FERMO – Ladri seriali, incastrati dalle Forze dell’Ordine in questi giorni.

Questa settimana due persone, una donna ed un uomo, ben vestiti, sono entrate in una gioielleria del litorale Fermano per, a dire loro, effettuare degli acquisti.

“In particolare sembravano interessati ad alcuni orologi esposti in vetrina che chiedevano di provare. Mentre l’uomo riusciva a distrarre il commerciante, la donna furtivamente prelevava uno degli orologi che il complice stava scegliendo, nascondendolo nella borsa. Dopo pochi minuti, adducendo una urgenza si allontanavano dal negozio senza acquistare nulla, promettendo che sarebbero tornati dopo poco – affermano dalla Questura di Fermo –  All’uscita della coppia, l’esercente si accorgeva del furto dell’orologio di pregio, del valore di circa 12 mila euro”.

Immediatamente la Questura veniva informata del furto e gli agenti della Squadra Mobile acquisivano con estrema celerità ogni informazione per risalire all’identità degli autori del reato.
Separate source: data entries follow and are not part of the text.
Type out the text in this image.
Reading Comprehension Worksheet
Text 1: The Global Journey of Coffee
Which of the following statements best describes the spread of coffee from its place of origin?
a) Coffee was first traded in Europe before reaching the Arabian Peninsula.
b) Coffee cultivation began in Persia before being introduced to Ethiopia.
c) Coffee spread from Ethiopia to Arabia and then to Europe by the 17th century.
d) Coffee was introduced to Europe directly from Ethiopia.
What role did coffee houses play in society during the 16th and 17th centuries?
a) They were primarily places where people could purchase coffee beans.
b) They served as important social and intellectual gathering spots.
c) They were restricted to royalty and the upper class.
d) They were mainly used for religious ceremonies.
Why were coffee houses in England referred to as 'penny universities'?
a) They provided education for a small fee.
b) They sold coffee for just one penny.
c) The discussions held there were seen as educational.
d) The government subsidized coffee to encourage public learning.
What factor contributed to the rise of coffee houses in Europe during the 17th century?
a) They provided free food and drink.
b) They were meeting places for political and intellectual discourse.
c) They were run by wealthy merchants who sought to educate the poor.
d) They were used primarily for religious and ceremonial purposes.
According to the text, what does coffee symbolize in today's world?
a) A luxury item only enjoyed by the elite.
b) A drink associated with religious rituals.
Le indagini consentivano di appurare che oltre alla coppia vi era un terzo componente della banda, il “palo”, che li attendeva a bordo di una particolare autovettura pronta per la fuga.
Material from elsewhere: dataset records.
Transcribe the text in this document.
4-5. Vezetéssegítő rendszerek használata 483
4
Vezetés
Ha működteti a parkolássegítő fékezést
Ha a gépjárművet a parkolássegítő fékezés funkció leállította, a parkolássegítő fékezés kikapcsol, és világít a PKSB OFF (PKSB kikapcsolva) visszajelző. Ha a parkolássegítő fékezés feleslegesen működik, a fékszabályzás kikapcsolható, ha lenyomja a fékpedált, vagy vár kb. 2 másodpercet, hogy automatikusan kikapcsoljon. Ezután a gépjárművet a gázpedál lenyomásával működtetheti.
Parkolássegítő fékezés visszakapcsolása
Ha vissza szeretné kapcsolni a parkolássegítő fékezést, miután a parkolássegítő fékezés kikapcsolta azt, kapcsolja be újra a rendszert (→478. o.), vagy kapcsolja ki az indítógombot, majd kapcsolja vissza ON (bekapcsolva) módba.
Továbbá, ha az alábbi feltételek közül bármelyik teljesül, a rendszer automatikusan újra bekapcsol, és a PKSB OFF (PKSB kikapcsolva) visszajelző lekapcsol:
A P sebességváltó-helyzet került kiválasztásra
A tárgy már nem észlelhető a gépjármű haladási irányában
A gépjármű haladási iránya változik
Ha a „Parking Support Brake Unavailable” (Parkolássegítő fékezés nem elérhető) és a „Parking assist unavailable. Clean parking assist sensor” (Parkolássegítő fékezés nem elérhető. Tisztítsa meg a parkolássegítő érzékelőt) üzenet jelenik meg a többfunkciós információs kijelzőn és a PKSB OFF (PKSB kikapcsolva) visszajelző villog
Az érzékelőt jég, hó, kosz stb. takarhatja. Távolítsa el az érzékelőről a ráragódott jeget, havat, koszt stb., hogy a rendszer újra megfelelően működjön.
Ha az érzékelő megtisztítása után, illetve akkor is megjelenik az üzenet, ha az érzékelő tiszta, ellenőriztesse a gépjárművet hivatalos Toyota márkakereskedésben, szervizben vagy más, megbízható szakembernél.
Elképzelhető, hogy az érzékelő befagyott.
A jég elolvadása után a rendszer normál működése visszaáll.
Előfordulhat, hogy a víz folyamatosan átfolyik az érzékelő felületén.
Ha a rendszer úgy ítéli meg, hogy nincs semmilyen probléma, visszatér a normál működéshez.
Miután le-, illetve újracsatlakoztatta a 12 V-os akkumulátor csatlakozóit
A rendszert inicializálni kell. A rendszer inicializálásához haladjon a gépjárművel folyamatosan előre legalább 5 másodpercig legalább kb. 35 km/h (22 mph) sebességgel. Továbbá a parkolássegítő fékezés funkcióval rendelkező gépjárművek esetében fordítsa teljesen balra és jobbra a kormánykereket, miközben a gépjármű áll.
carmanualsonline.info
“Le immagini dell’automezzo, rese dalle telecamere cittadine, permettevano di seguire parte del tragitto in uscita dal comune ma restituivano anche elementi parziali della fisionomia dei delinquenti – proseguono dalla Questura fermana – I volti ripresi, ricercati nelle banche dati a disposizione, consentivano agli investigatori professionisti della Polizia di Stato di addivenire alla identificazione dei soggetti nei confronti dei quali iniziava una serrata caccia, diramando le loro ricerche e della vettura utilizzata in ambito nazionale con particolare attenzione rivolta alle Squadre Mobili delle città ubicate nelle zone di frontiera terrestre, nella convinzione che, in considerazione dell’accento straniero segnalato dal gioielliere e di altri elementi acquisiti dagli investigatori, la banda potesse essere in procinto di espatriare”.

L’esperienza maturata dai segugi della Squadra Mobile fermana sulle dinamiche criminali ha avuto, anche questa volta, ragione. Infatti, la Squadra Mobile della Questura di Imperia, anch’essa allertata da quella marchigiana, riusciva a rintracciare il veicolo segnalato con a bordo i tre complici, cittadini rumeni quarantenni con precedenti penali per reati contro il patrimonio.
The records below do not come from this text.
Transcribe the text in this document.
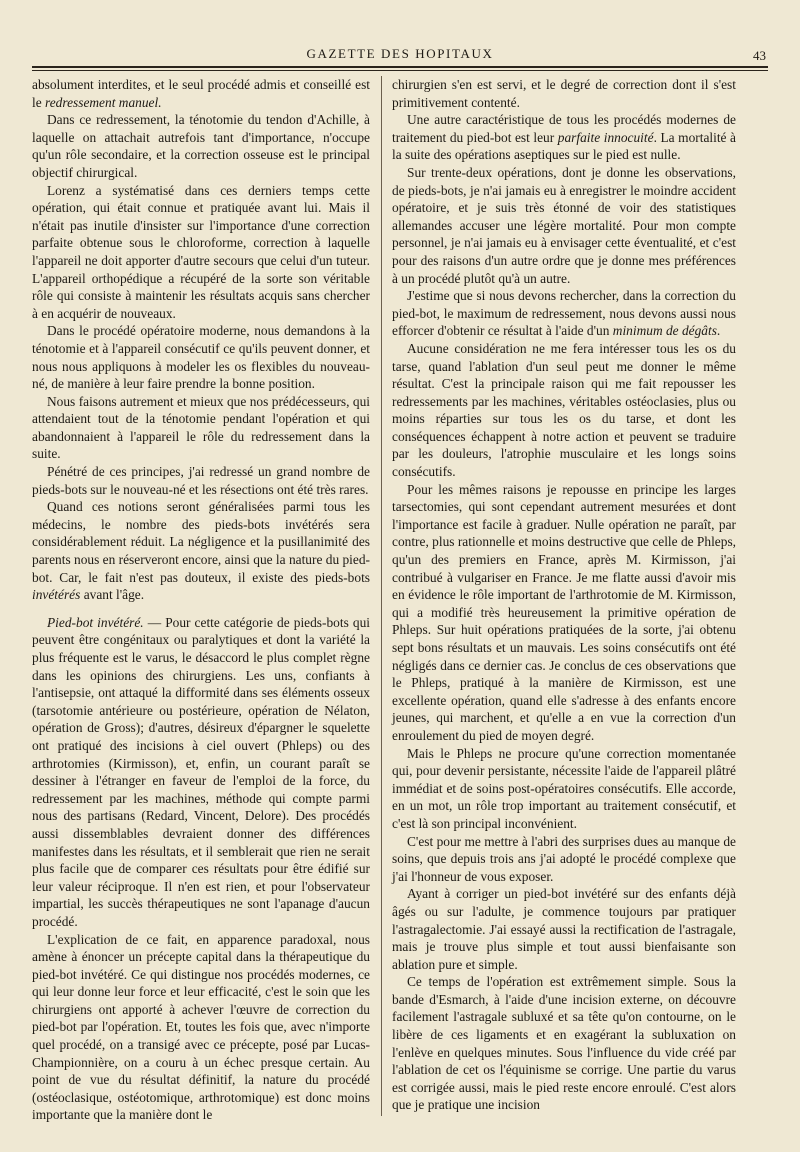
GAZETTE DES HOPITAUX	43

absolument interdites, et le seul procédé admis et conseillé est le redressement manuel.

Dans ce redressement, la ténotomie du tendon d'Achille, à laquelle on attachait autrefois tant d'importance, n'occupe qu'un rôle secondaire, et la correction osseuse est le principal objectif chirurgical.

Lorenz a systématisé dans ces derniers temps cette opération, qui était connue et pratiquée avant lui. Mais il n'était pas inutile d'insister sur l'importance d'une correction parfaite obtenue sous le chloroforme, correction à laquelle l'appareil ne doit apporter d'autre secours que celui d'un tuteur. L'appareil orthopédique a récupéré de la sorte son véritable rôle qui consiste à maintenir les résultats acquis sans chercher à en acquérir de nouveaux.

Dans le procédé opératoire moderne, nous demandons à la ténotomie et à l'appareil consécutif ce qu'ils peuvent donner, et nous nous appliquons à modeler les os flexibles du nouveau-né, de manière à leur faire prendre la bonne position.

Nous faisons autrement et mieux que nos prédécesseurs, qui attendaient tout de la ténotomie pendant l'opération et qui abandonnaient à l'appareil le rôle du redressement dans la suite.

Pénétré de ces principes, j'ai redressé un grand nombre de pieds-bots sur le nouveau-né et les résections ont été très rares.

Quand ces notions seront généralisées parmi tous les médecins, le nombre des pieds-bots invétérés sera considérablement réduit. La négligence et la pusillanimité des parents nous en réserveront encore, ainsi que la nature du pied-bot. Car, le fait n'est pas douteux, il existe des pieds-bots invétérés avant l'âge.

Pied-bot invétéré. — Pour cette catégorie de pieds-bots qui peuvent être congénitaux ou paralytiques et dont la variété la plus fréquente est le varus, le désaccord le plus complet règne dans les opinions des chirurgiens. Les uns, confiants à l'antisepsie, ont attaqué la difformité dans ses éléments osseux (tarsotomie antérieure ou postérieure, opération de Nélaton, opération de Gross); d'autres, désireux d'épargner le squelette ont pratiqué des incisions à ciel ouvert (Phleps) ou des arthrotomies (Kirmisson), et, enfin, un courant paraît se dessiner à l'étranger en faveur de l'emploi de la force, du redressement par les machines, méthode qui compte parmi nous des partisans (Redard, Vincent, Delore). Des procédés aussi dissemblables devraient donner des différences manifestes dans les résultats, et il semblerait que rien ne serait plus facile que de comparer ces résultats pour être édifié sur leur valeur réciproque. Il n'en est rien, et pour l'observateur impartial, les succès thérapeutiques ne sont l'apanage d'aucun procédé.

L'explication de ce fait, en apparence paradoxal, nous amène à énoncer un précepte capital dans la thérapeutique du pied-bot invétéré. Ce qui distingue nos procédés modernes, ce qui leur donne leur force et leur efficacité, c'est le soin que les chirurgiens ont apporté à achever l'œuvre de correction du pied-bot par l'opération. Et, toutes les fois que, avec n'importe quel procédé, on a transigé avec ce précepte, posé par Lucas-Championnière, on a couru à un échec presque certain. Au point de vue du résultat définitif, la nature du procédé (ostéoclasique, ostéotomique, arthrotomique) est donc moins importante que la manière dont le

chirurgien s'en est servi, et le degré de correction dont il s'est primitivement contenté.

Une autre caractéristique de tous les procédés modernes de traitement du pied-bot est leur parfaite innocuité. La mortalité à la suite des opérations aseptiques sur le pied est nulle.

Sur trente-deux opérations, dont je donne les observations, de pieds-bots, je n'ai jamais eu à enregistrer le moindre accident opératoire, et je suis très étonné de voir des statistiques allemandes accuser une légère mortalité. Pour mon compte personnel, je n'ai jamais eu à envisager cette éventualité, et c'est pour des raisons d'un autre ordre que je donne mes préférences à un procédé plutôt qu'à un autre.

J'estime que si nous devons rechercher, dans la correction du pied-bot, le maximum de redressement, nous devons aussi nous efforcer d'obtenir ce résultat à l'aide d'un minimum de dégâts.

Aucune considération ne me fera intéresser tous les os du tarse, quand l'ablation d'un seul peut me donner le même résultat. C'est la principale raison qui me fait repousser les redressements par les machines, véritables ostéoclasies, plus ou moins réparties sur tous les os du tarse, et dont les conséquences échappent à notre action et peuvent se traduire par les douleurs, l'atrophie musculaire et les longs soins consécutifs.

Pour les mêmes raisons je repousse en principe les larges tarsectomies, qui sont cependant autrement mesurées et dont l'importance est facile à graduer. Nulle opération ne paraît, par contre, plus rationnelle et moins destructive que celle de Phleps, qu'un des premiers en France, après M. Kirmisson, j'ai contribué à vulgariser en France. Je me flatte aussi d'avoir mis en évidence le rôle important de l'arthrotomie de M. Kirmisson, qui a modifié très heureusement la primitive opération de Phleps. Sur huit opérations pratiquées de la sorte, j'ai obtenu sept bons résultats et un mauvais. Les soins consécutifs ont été négligés dans ce dernier cas. Je conclus de ces observations que le Phleps, pratiqué à la manière de Kirmisson, est une excellente opération, quand elle s'adresse à des enfants encore jeunes, qui marchent, et qu'elle a en vue la correction d'un enroulement du pied de moyen degré.

Mais le Phleps ne procure qu'une correction momentanée qui, pour devenir persistante, nécessite l'aide de l'appareil plâtré immédiat et de soins post-opératoires consécutifs. Elle accorde, en un mot, un rôle trop important au traitement consécutif, et c'est là son principal inconvénient.

C'est pour me mettre à l'abri des surprises dues au manque de soins, que depuis trois ans j'ai adopté le procédé complexe que j'ai l'honneur de vous exposer.

Ayant à corriger un pied-bot invétéré sur des enfants déjà âgés ou sur l'adulte, je commence toujours par pratiquer l'astragalectomie. J'ai essayé aussi la rectification de l'astragale, mais je trouve plus simple et tout aussi bienfaisante son ablation pure et simple.

Ce temps de l'opération est extrêmement simple. Sous la bande d'Esmarch, à l'aide d'une incision externe, on découvre facilement l'astragale subluxé et sa tête qu'on contourne, on le libère de ces ligaments et en exagérant la subluxation on l'enlève en quelques minutes. Sous l'influence du vide créé par l'ablation de cet os l'équinisme se corrige. Une partie du varus est corrigée aussi, mais le pied reste encore enroulé. C'est alors que je pratique une incision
“Prima del loro fermo, la Squadra Mobile, in considerazione del modus operandi caratteristico di professionisti del crimine, analizzava un considerevole numero di reati analoghi commessi sul territorio nazionale, riscontrandone alcuni che per caratteristiche degli autori erano assimilabili a quello appena compiuto in questa provincia – aggiungono dalla Questura di Fermo – In occasione dell’intervento della Squadra Mobile ligure, al polso di uno degli uomini veniva trovato il Rolex oggetto del furto in questo territorio, che il ladro cercava di occultare, senza tuttavia riuscirvi. Al polso della donna, un altro orologio di pregio, del valore di circa 6500 euro. Immediato il collegamento effettuato dagli investigatori fermani con uno dei furti similari riscontrati, perpetrato la scorsa settimana in provincia di Grosseto, con analoghe modalità.

Ieri, 3 luglio,  in considerazione dei concludenti elementi di prova raccolti dalle due Squadre Mobili, l’Autorità Giudiziaria di Imperia ha convalidato il fermo dei componenti della banda, sequestrando gli orologi rinvenuti che potranno essere restituiti ai legittimi proprietari.  Proseguono senza sosta gli accertamenti della Squadra Mobile per ricollegare la responsabilità degli arrestati, per i quali si sono aperte le porte del carcere ligure, ad altri simili reati commessi dai pendolari del crimine sul territorio nazionale.